Etymology: < hover- comb. form + board n., after skateboard n.
Probably originating in, and popularized by, the 1989 film Back to the Future II.
orig. and chiefly Science Fiction.

  A board, resembling a skateboard without wheels, which hovers above the ground and may be ridden like a skateboard.In Back to the Future II (see note in etymology) and other science-fiction contexts, hoverboards generally work using hypothetical antigravity technology. Various types of ‘hoverboard’ have actually been constructed, using existing technologies such as cushions of air (cf. hovercraft n.) or magnetism, but these have greater limitations than the devices depicted in science fiction.
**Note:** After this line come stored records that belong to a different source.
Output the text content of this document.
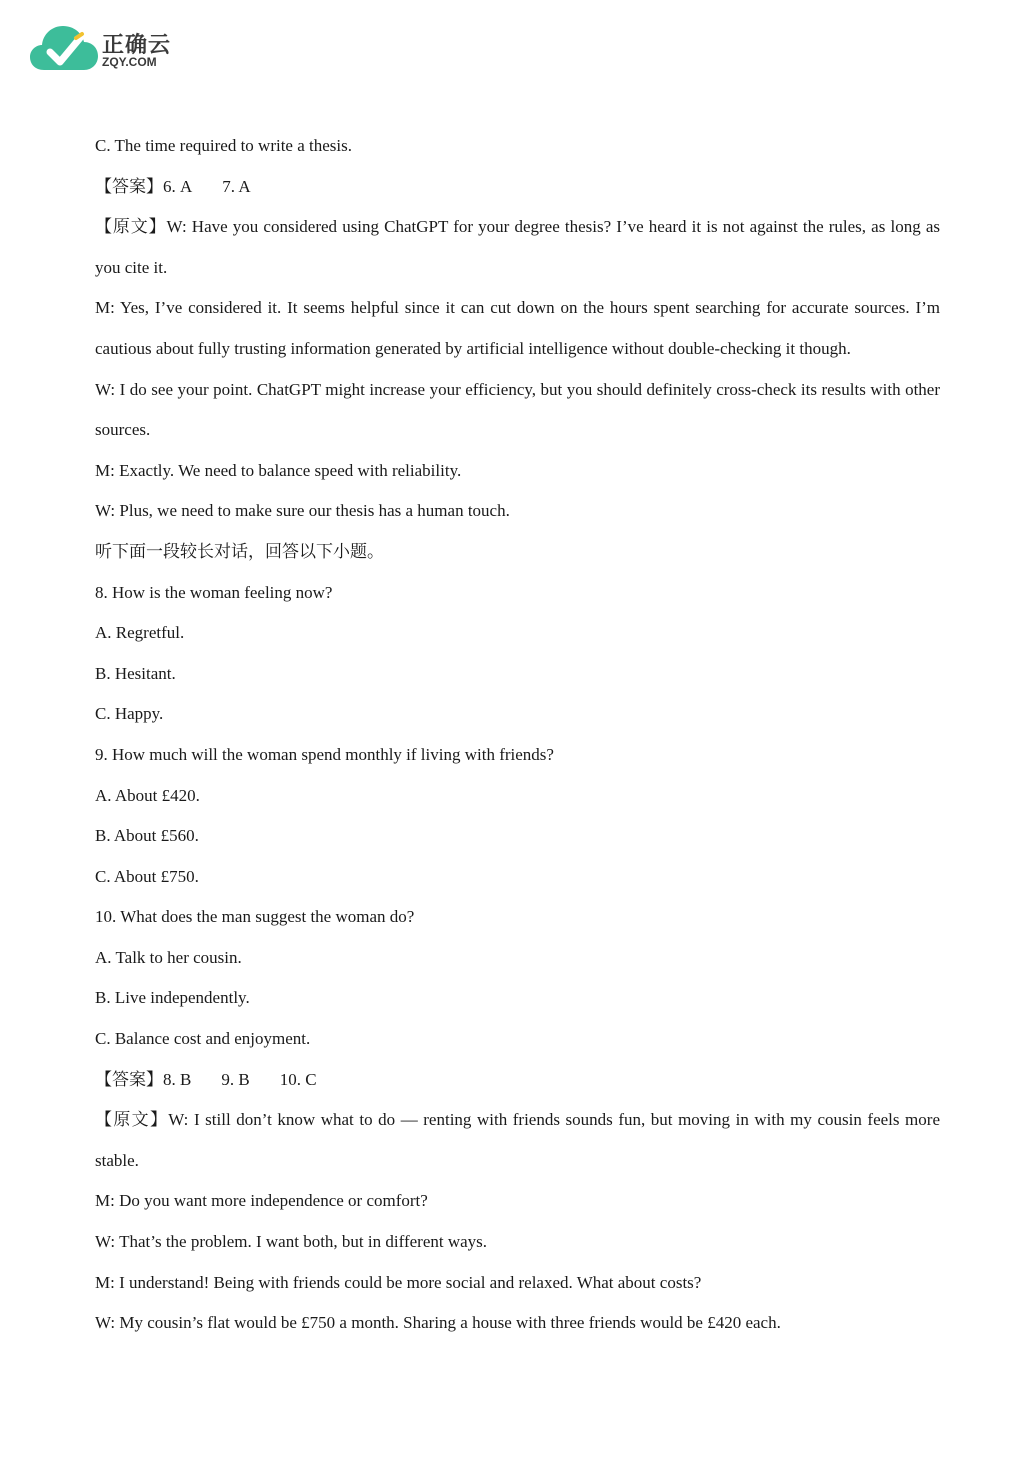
正确云
ZQY.COM
C. The time required to write a thesis.
【答案】6. A 7. A
【原文】W: Have you considered using ChatGPT for your degree thesis? I’ve heard it is not against the rules, as long as you cite it.
M: Yes, I’ve considered it. It seems helpful since it can cut down on the hours spent searching for accurate sources. I’m cautious about fully trusting information generated by artificial intelligence without double-checking it though.
W: I do see your point. ChatGPT might increase your efficiency, but you should definitely cross-check its results with other sources.
M: Exactly. We need to balance speed with reliability.
W: Plus, we need to make sure our thesis has a human touch.
听下面一段较长对话，回答以下小题。
8. How is the woman feeling now?
A. Regretful.
B. Hesitant.
C. Happy.
9. How much will the woman spend monthly if living with friends?
A. About £420.
B. About £560.
C. About £750.
10. What does the man suggest the woman do?
A. Talk to her cousin.
B. Live independently.
C. Balance cost and enjoyment.
【答案】8. B 9. B 10. C
【原文】W: I still don’t know what to do — renting with friends sounds fun, but moving in with my cousin feels more stable.
M: Do you want more independence or comfort?
W: That’s the problem. I want both, but in different ways.
M: I understand! Being with friends could be more social and relaxed. What about costs?
W: My cousin’s flat would be £750 a month. Sharing a house with three friends would be £420 each.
1988   B. Gale Back to Future II (film script, revised draft) 18   Hey, kid, I need your..hoverboard?
1993   St. Louis (Missouri) Post-Dispatch (Nexis) 1 Nov.   In the school gym, each space traveler got to scoot around on a hoverboard made by students at Southern Illinois University at Edwardsville to ride on a cushion of air.
2002   Electronic Gaming Monthly Mar. 135/1   If..I could invent any means of transportation..an anti-gravity hoverboard would be near the top of my list.
2014   Herald-Times (Bloomington, Indiana) 13 Nov. e1/1   Skateboarding is going airborne this fall with the launch of the first real commercially marketed hoverboard which uses magnetics to float about an inch off the ground.

1988—2014(Hide quotations)

 

This is a new entry (OED Third Edition, September 2015).